Reputation: 279
i am new to django. I am trying to run my scrapy spider through django view. My scrapy code works perfectly when i run through command prompt. but when I try to run it on django it fails. The error message: signal only works in main thread.
my code in the django view(The following)
from twisted.internet import reactor
from scrapy.crawler import Crawler
from scrapy.crawler import CrawlerProcess
from scrapy import log, signals
from Working.spiders.workSpider import WorkSpider
from scrapy.settings import Settings
from scrapy.utils.project import get_project_settings
spider = WorkSpider(domain='scrapinghub.com')

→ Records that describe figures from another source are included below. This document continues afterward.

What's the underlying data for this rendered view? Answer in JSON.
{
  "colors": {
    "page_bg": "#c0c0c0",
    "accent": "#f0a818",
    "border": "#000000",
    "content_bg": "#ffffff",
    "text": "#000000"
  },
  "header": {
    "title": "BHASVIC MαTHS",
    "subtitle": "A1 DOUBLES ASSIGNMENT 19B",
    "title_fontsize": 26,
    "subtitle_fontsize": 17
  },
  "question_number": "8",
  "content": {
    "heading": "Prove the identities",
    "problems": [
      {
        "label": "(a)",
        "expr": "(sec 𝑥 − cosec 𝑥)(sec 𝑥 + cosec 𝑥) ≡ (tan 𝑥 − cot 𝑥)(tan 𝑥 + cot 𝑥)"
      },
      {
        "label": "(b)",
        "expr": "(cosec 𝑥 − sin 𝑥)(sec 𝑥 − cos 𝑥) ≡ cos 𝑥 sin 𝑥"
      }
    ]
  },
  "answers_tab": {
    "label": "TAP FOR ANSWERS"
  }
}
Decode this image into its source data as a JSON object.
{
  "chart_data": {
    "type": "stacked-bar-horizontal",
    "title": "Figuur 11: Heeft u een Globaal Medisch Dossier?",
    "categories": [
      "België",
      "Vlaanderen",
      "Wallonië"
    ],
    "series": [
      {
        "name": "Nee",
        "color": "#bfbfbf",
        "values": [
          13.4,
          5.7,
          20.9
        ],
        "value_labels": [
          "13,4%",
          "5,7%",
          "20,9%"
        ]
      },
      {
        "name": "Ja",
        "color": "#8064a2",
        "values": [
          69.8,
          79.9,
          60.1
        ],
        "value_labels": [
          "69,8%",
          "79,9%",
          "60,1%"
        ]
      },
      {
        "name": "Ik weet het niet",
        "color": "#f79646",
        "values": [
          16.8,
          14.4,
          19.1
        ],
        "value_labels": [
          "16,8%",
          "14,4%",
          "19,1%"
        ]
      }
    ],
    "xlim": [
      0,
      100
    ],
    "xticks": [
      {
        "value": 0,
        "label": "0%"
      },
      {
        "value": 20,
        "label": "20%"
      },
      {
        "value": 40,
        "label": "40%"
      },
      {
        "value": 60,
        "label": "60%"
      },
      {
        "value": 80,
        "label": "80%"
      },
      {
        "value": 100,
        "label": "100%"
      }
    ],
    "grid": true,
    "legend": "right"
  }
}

crawler = CrawlerProcess(Settings())
crawler.start()
crawler.signals.connect(reactor.stop, signal=signals.spider_closed)
crawler.configure()
crawler.crawl(spider)
crawler.start()
log.start()
reactor.run()
Please help me solve this. thank you
Upvotes: 27
Views: 25905
Reputation: 1981
I found a way to crawl without using signals
def crawl(spider: Type[Spider], spider_kwargs: dict = None):
spider_kwargs = {} if spider_kwargs is None else spider_kwargs
crawler = CrawlerProcess()
crawler.start()
crawler.crawl(spider, **spider_kwargs)
crawler.start(stop_after_crawl=True, install_signal_handlers=False)
Usage
from scrapy import Spider
if __name__ == "__main__":
class BaseSpider(Spider):
name: str
crawl(BaseSpider, { "name": "base_spider" })
Upvotes: 3
Reputation: 201
the error basically say that you are not in a main thread so signal is not handled.
switching from CrawlerProcess to CrawlerRunner solved the problem for me ( i guess in CrawlerRunner you are in the main thread ) http://doc.scrapy.org/en/latest/topics/api.html#scrapy.crawler.CrawlerRunner
hope this helps you
Upvotes: 7